AI is evolving rapidly and is expected to change the way we do things in a variety of ways in the next five years. One major way AI will impact our lives is through its impact on the workforce. Many jobs that have traditionally been done by human beings, such as data entry or simple analysis, are already being automated by AI. As AI continues to evolve, it is expected to automate more jobs, including jobs that are currently considered to be skilled labor. This could result in large-scale displacement of workers, as well as a need for retraining in many sectors. AI will also continue to transform the way we interact with technology. Currently, many of our interactions with technology are still based on human-computer interaction, such as typing on a keyboard or using a mouse. However, as AI gets better at understanding and responding to human input, we are likely to see a shift towards more natural forms of interaction, such as voice and gesture control. This could make our interactions with technology more efficient and more intuitive.

Aneeq Zia  
Manager, ML Engineering and MLOps, Intuitive Surgical

〝I think that we will start to see a shift towards getting better/cleaner data vs improving model architecture.〞

In your opinion, what does it take to be successful in AI?
With the pace that the field of AI is advancing, it is absolutely imperative for anyone to stay up to date with the state-of-the-art methods . Along with keeping oneself updated with methods, it is also very important to understand how specific models and algorithms can be implemented within a system. For this, it is necessary to understand how models can be made more generalizable with scale, monitor its performance and when/how to update a model within a system.

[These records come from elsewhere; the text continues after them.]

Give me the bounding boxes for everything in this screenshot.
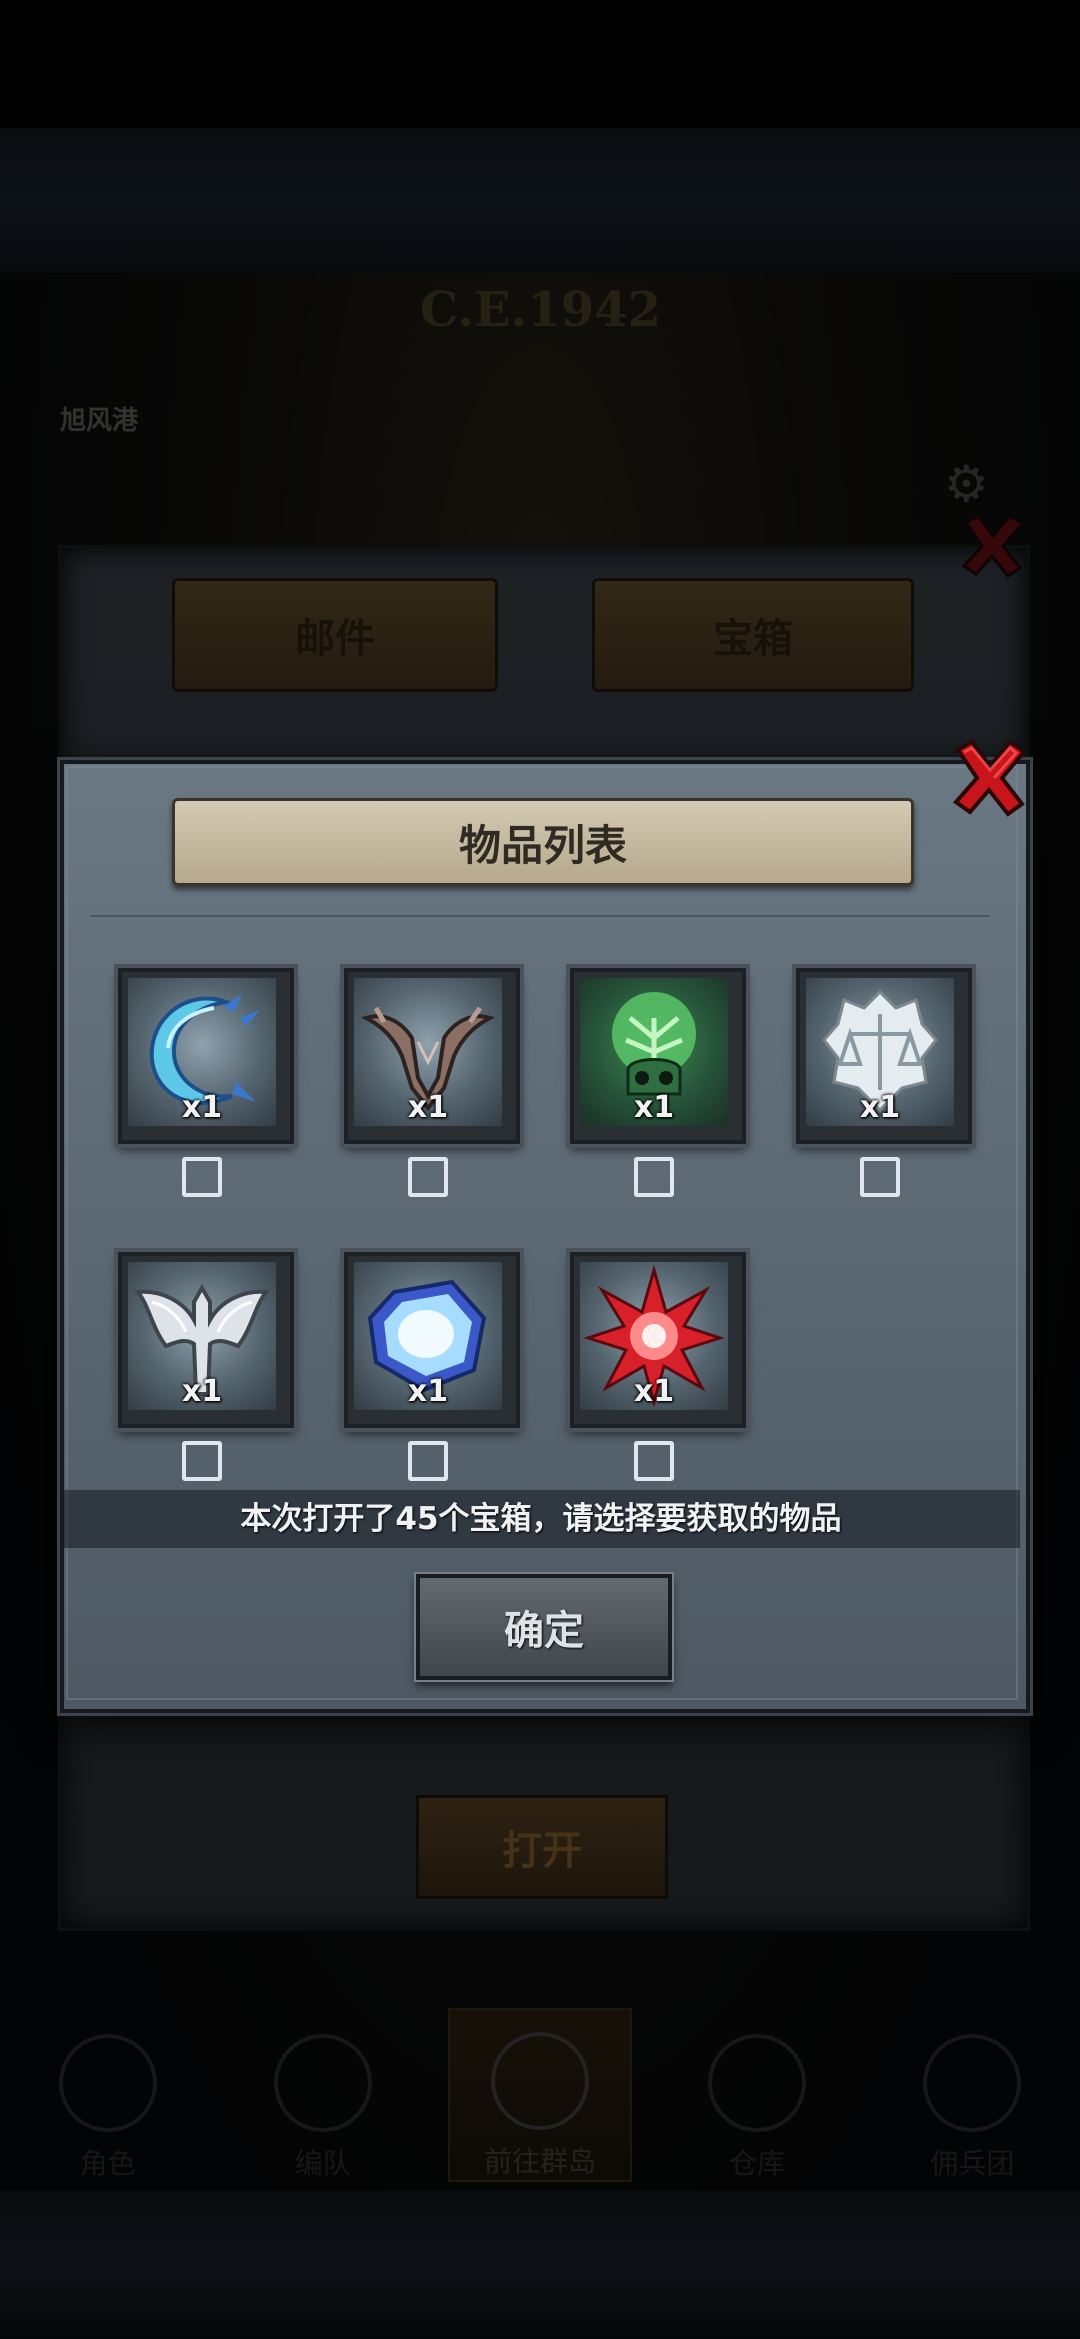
item-quantity: x1 — [181, 1090, 223, 1125]
dialog-title: 物品列表 — [172, 798, 914, 886]
info-text: 本次打开了45个宝箱，请选择要获取的物品 — [240, 1501, 842, 1537]
item-checkbox[interactable] — [408, 1157, 448, 1197]
item-quantity: x1 — [633, 1374, 675, 1409]
item-quantity: x1 — [407, 1374, 449, 1409]
item-slot[interactable]: x1 — [570, 968, 746, 1144]
item-slot[interactable]: x1 — [570, 1252, 746, 1428]
item-slot[interactable]: x1 — [796, 968, 972, 1144]
item-quantity: x1 — [859, 1090, 901, 1125]
confirm-button[interactable]: 确定 — [416, 1574, 672, 1680]
item-checkbox[interactable] — [860, 1157, 900, 1197]
close-icon[interactable] — [950, 736, 1030, 818]
item-quantity: x1 — [633, 1090, 675, 1125]
item-list-dialog — [60, 760, 1030, 1713]
item-slot[interactable]: x1 — [118, 968, 294, 1144]
item-checkbox[interactable] — [634, 1441, 674, 1481]
title-divider — [90, 915, 990, 917]
item-checkbox[interactable] — [182, 1157, 222, 1197]
item-quantity: x1 — [181, 1374, 223, 1409]
item-checkbox[interactable] — [634, 1157, 674, 1197]
item-slot[interactable]: x1 — [344, 1252, 520, 1428]
item-quantity: x1 — [407, 1090, 449, 1125]
item-checkbox[interactable] — [182, 1441, 222, 1481]
item-slot[interactable]: x1 — [344, 968, 520, 1144]
item-checkbox[interactable] — [408, 1441, 448, 1481]
item-slot[interactable]: x1 — [118, 1252, 294, 1428]
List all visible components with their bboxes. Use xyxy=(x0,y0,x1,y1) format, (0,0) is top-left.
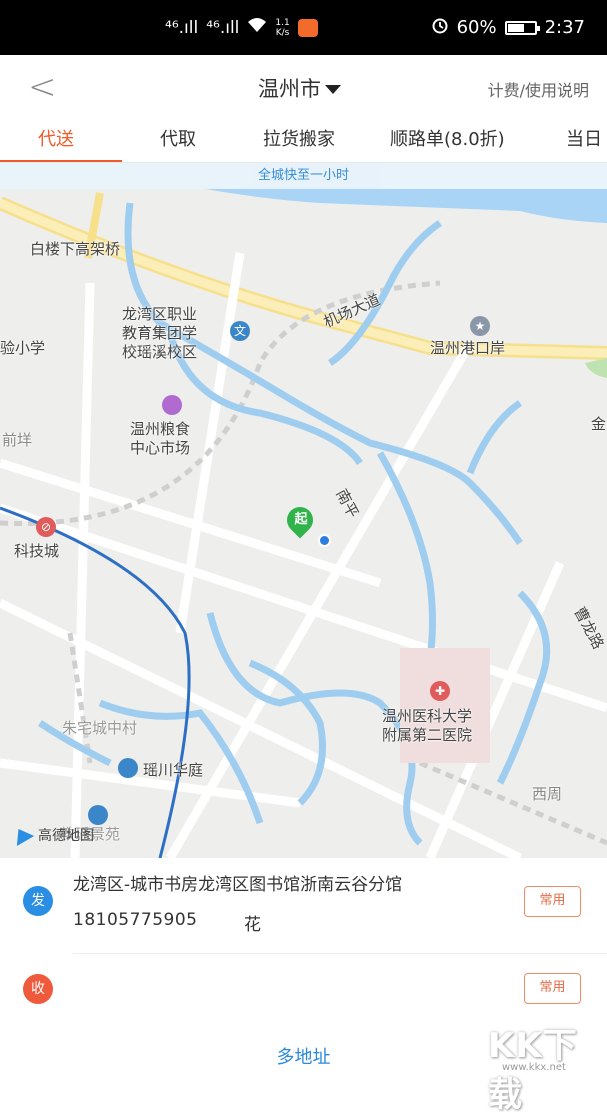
sender-badge: 发 xyxy=(23,886,53,916)
amap-logo-text: 高德地图 xyxy=(38,828,94,844)
amap-logo: 高德地图 xyxy=(9,823,94,847)
speed-unit: K/s xyxy=(275,27,290,38)
status-bar: ⁴⁶.ıll ⁴⁶.ıll 1.1 K/s 60% 2:37 xyxy=(0,0,607,55)
city-name: 温州市 xyxy=(258,77,321,101)
map-label-grain-2: 中心市场 xyxy=(130,439,191,457)
map-label-grain-1: 温州粮食 xyxy=(130,420,191,438)
map-label-xizhou: 西周 xyxy=(532,785,563,803)
watermark-logo: KK下载 www.kkx.net xyxy=(488,1018,606,1115)
clock: 2:37 xyxy=(544,17,585,38)
back-button[interactable]: < xyxy=(28,67,57,107)
map-view[interactable]: 全城快至一小时 白楼下高架桥 龙湾区职业 教育集团学 校瑶溪校区 文 机场大道 … xyxy=(0,163,607,858)
tab-moving[interactable]: 拉货搬家 xyxy=(263,125,335,151)
battery-icon xyxy=(504,20,540,35)
signal-icon: ⁴⁶.ıll xyxy=(165,17,199,38)
notification-icon xyxy=(297,18,318,37)
map-label-bridge: 白楼下高架桥 xyxy=(30,240,121,258)
alarm-icon xyxy=(431,16,449,39)
receiver-badge: 收 xyxy=(23,974,53,1004)
tab-on-the-way[interactable]: 顺路单(8.0折) xyxy=(390,125,505,151)
start-pin-label: 起 xyxy=(294,512,308,527)
map-label-port: 温州港口岸 xyxy=(430,339,506,357)
status-center: ⁴⁶.ıll ⁴⁶.ıll 1.1 K/s xyxy=(165,17,318,38)
market-icon[interactable] xyxy=(162,395,182,415)
sender-common-button[interactable]: 常用 xyxy=(524,886,581,917)
map-label-qianhuan: 前垟 xyxy=(2,431,33,449)
watermark-sub: www.kkx.net xyxy=(502,1062,566,1073)
school-icon[interactable]: 文 xyxy=(230,321,250,341)
sender-address[interactable]: 龙湾区-城市书房龙湾区图书馆浙南云谷分馆 xyxy=(73,870,402,895)
map-label-school-line3: 校瑶溪校区 xyxy=(122,343,198,361)
caret-down-icon xyxy=(325,84,341,94)
residence-icon-2[interactable] xyxy=(88,805,108,825)
header-bar: < 温州市 计费/使用说明 xyxy=(0,55,607,117)
service-tabs: 代送 代取 拉货搬家 顺路单(8.0折) 当日 xyxy=(0,117,607,163)
sender-name: 花 xyxy=(244,915,261,935)
port-icon[interactable]: ★ xyxy=(470,316,490,336)
network-speed: 1.1 K/s xyxy=(275,18,289,38)
tab-delivery[interactable]: 代送 xyxy=(38,125,74,151)
receiver-address-field[interactable] xyxy=(73,963,513,1013)
sender-phone: 18105775905 xyxy=(73,910,198,930)
map-label-hospital-1: 温州医科大学 xyxy=(382,707,473,725)
current-location-icon xyxy=(318,534,331,547)
row-divider xyxy=(73,953,607,954)
status-right: 60% 2:37 xyxy=(431,16,585,39)
map-label-jin: 金 xyxy=(591,415,607,433)
battery-percent: 60% xyxy=(456,17,497,38)
hospital-icon[interactable]: ✚ xyxy=(430,681,450,701)
metro-station-icon[interactable]: ⊘ xyxy=(36,517,56,537)
map-banner: 全城快至一小时 xyxy=(0,163,607,189)
map-label-tech-city: 科技城 xyxy=(14,542,60,560)
receiver-common-button[interactable]: 常用 xyxy=(524,973,581,1004)
city-selector[interactable]: 温州市 xyxy=(258,73,341,103)
map-label-hospital-2: 附属第二医院 xyxy=(382,726,473,744)
map-label-school-line2: 教育集团学 xyxy=(122,324,198,342)
residence-icon[interactable] xyxy=(118,758,138,778)
speed-value: 1.1 xyxy=(275,17,290,28)
map-label-school-line1: 龙湾区职业 xyxy=(122,305,198,323)
tab-same-day[interactable]: 当日 xyxy=(566,125,602,151)
map-label-primary-school: 验小学 xyxy=(0,339,46,357)
tab-pickup[interactable]: 代取 xyxy=(160,125,196,151)
signal-icon-2: ⁴⁶.ıll xyxy=(206,17,240,38)
amap-logo-icon xyxy=(9,823,35,847)
pricing-help-link[interactable]: 计费/使用说明 xyxy=(488,77,589,101)
wifi-icon xyxy=(247,17,267,38)
map-label-yaochuan: 瑶川华庭 xyxy=(143,761,204,779)
map-label-zhuzhai: 朱宅城中村 xyxy=(62,719,138,737)
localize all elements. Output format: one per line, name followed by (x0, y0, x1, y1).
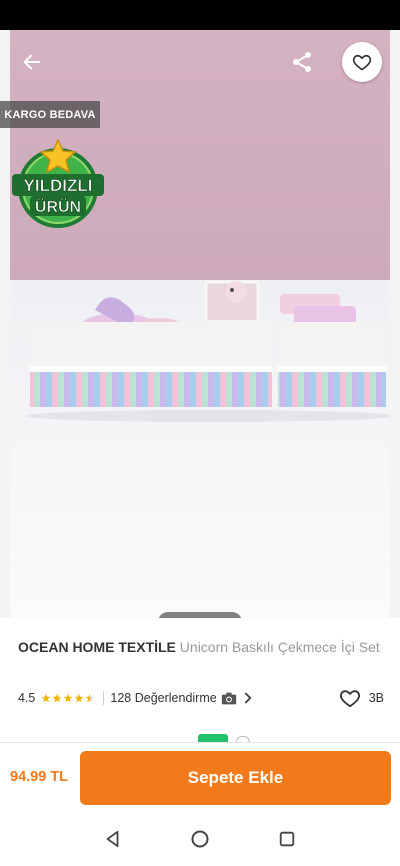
star-icon (75, 693, 84, 703)
carousel-indicator[interactable] (158, 612, 242, 618)
star-icon (64, 693, 73, 703)
add-to-cart-button[interactable]: Sepete Ekle (80, 751, 391, 805)
heart-icon (339, 690, 360, 708)
nav-back-icon (107, 830, 119, 848)
add-to-cart-bar: 94.99 TL Sepete Ekle (0, 742, 400, 812)
nav-back-button[interactable] (101, 827, 125, 851)
favorites-count[interactable]: 3B (339, 688, 384, 708)
free-shipping-badge: KARGO BEDAVA (0, 101, 100, 128)
favorites-value: 3B (368, 691, 384, 705)
back-arrow-icon (23, 54, 41, 70)
product-brand[interactable]: OCEAN HOME TEXTİLE (18, 639, 176, 655)
rating-row: 4.5 128 Değerlendirme 3B (18, 688, 384, 708)
star-product-badge: YILDIZLI ÜRÜN (12, 138, 104, 228)
reviews-link[interactable]: 128 Değerlendirme (110, 691, 252, 705)
rating-value: 4.5 (18, 691, 36, 705)
review-count: 128 Değerlendirme (110, 691, 217, 705)
nav-recents-icon (279, 831, 294, 847)
product-price: 94.99 TL (10, 769, 69, 785)
camera-icon (221, 692, 236, 704)
favorite-button[interactable] (342, 42, 382, 82)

How do you see AI evolving in the next 5 years?
Today, a lot of focus is sometimes given to improving models based on a specific dataset. However, many times the limiting factor may not be the model itself but rather the data it is trained on. I think that we will start to see a shift towards getting better/cleaner data vs improving model architecture. Specifically within healthcare, I expect major advancements in self/weak/semi supervised methods that reduce the need for annotated data which is a major bottleneck within the healthcare space.